According to the analyst, Aliyev and Pashinyan tried at times to be constructive, but their performance showed that this three-decades-old conflict over the Karabakh territory is “bigger than two men.”
“In Munich, Aliyev and Pashinyan were not so much leaders as conduits for the dark narratives of two nations. They reechoed the traumas and conspiracy theories of their own peoples and had no real message for the other side,” he said.
“The end of February is always a hard moment in the calendar for this conflict, as Armenians and Azerbaijanis each commemorate the horrible atrocities committed at Sumgait in 1988 and at Khojaly in 1992.

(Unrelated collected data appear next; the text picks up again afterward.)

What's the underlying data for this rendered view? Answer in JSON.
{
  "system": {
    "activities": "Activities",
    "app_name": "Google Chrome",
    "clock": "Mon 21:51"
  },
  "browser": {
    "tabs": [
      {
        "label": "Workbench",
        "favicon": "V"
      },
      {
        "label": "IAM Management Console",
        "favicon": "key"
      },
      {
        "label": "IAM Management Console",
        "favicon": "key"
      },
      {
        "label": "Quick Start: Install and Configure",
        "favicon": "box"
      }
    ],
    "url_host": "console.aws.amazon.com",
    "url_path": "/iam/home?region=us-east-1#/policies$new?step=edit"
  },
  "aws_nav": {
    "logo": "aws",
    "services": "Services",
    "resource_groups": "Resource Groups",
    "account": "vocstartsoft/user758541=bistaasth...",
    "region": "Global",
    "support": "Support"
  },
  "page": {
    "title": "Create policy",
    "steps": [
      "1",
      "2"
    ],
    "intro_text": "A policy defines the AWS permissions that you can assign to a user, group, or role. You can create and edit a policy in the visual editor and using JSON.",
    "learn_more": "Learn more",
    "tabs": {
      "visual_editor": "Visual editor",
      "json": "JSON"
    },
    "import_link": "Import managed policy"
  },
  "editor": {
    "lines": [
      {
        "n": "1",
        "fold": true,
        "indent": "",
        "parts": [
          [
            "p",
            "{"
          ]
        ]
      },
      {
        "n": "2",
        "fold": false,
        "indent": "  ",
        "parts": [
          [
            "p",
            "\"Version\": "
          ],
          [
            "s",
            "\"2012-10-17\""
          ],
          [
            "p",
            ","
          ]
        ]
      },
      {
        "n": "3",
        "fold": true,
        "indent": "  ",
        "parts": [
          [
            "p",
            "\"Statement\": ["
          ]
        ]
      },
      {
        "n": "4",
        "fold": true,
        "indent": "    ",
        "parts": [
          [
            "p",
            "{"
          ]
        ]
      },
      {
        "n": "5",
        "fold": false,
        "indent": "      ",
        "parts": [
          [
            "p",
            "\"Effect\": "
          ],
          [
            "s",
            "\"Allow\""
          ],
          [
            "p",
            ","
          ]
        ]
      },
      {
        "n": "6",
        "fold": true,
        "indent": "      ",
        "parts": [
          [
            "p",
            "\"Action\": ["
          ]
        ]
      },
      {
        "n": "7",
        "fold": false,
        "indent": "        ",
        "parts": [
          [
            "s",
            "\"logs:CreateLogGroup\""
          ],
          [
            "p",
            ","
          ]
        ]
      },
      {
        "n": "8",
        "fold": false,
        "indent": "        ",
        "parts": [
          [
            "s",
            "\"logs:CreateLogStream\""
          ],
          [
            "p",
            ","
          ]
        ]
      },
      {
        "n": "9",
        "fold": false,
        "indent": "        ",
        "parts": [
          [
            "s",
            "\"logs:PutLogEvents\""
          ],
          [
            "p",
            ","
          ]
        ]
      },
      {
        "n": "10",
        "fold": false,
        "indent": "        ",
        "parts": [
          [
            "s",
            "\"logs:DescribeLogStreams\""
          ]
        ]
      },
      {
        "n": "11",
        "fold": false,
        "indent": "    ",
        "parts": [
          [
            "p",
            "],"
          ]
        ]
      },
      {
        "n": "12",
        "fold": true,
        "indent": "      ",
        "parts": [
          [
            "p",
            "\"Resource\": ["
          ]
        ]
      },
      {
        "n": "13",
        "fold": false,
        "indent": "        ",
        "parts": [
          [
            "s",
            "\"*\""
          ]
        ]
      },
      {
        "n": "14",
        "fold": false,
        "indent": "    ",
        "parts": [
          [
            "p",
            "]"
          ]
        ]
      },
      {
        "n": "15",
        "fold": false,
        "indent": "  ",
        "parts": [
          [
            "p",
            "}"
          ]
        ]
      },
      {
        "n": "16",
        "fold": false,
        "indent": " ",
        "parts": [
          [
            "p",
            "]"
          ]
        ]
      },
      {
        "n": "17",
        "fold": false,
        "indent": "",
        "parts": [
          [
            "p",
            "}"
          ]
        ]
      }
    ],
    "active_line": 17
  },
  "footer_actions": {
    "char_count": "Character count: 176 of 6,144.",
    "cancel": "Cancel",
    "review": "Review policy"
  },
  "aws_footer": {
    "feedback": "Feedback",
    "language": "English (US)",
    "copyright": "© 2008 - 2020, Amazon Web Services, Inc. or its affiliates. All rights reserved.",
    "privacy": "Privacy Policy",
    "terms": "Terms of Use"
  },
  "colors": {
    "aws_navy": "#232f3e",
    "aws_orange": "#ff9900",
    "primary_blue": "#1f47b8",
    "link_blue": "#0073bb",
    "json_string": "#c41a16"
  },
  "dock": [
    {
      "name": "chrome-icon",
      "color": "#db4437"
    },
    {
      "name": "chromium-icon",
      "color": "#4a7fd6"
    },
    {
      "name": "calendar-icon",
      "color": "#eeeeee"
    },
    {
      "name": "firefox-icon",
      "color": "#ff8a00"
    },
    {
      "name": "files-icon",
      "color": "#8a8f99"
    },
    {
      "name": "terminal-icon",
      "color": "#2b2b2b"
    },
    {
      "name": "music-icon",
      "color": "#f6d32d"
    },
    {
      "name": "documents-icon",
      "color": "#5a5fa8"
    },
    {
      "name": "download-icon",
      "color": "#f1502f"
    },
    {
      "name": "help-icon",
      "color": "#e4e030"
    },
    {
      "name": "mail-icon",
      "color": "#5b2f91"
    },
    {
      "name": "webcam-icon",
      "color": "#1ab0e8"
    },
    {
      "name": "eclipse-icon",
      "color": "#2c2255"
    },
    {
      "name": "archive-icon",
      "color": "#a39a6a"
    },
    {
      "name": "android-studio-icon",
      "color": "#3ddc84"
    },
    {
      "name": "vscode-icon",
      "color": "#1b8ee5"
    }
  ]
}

“With the dispute still unresolved, it is too much to ask to have the leaders acknowledge their own side’s guilt for these episodes – as a Serbian president finally did in 2013 for the 1995 Srebrenica massacre. But both Aliyev and Pashinyan are actively obstructing conflict resolution by recycling conspiracy theories,” Thomas de Waal wrote, reflecting on the mentioned events and his previous interviews on the matter.
“The Munich fiasco will have shown neutrals how Armenians and Azerbaijanis are still deeply trapped in the Karabakh conflict and the chronic need for a third alternative narrative that does not merely rehearse two distorted versions of the past.
“History can also be deployed to support such a third narrative. Someone should perhaps reprint the text of the 1724 Persian-era friendship treaty signed between the Armenian lords of Karabakh and the Azerbaijani khans of Ganje (against the Ottoman Turks!).
“Otherwise, before the next international forum stages a similar event, the organizers should ask the two leaders to sign a ceasefire agreement on historical issues, to prevent bad history from further poisoning present negotiations,” the article read.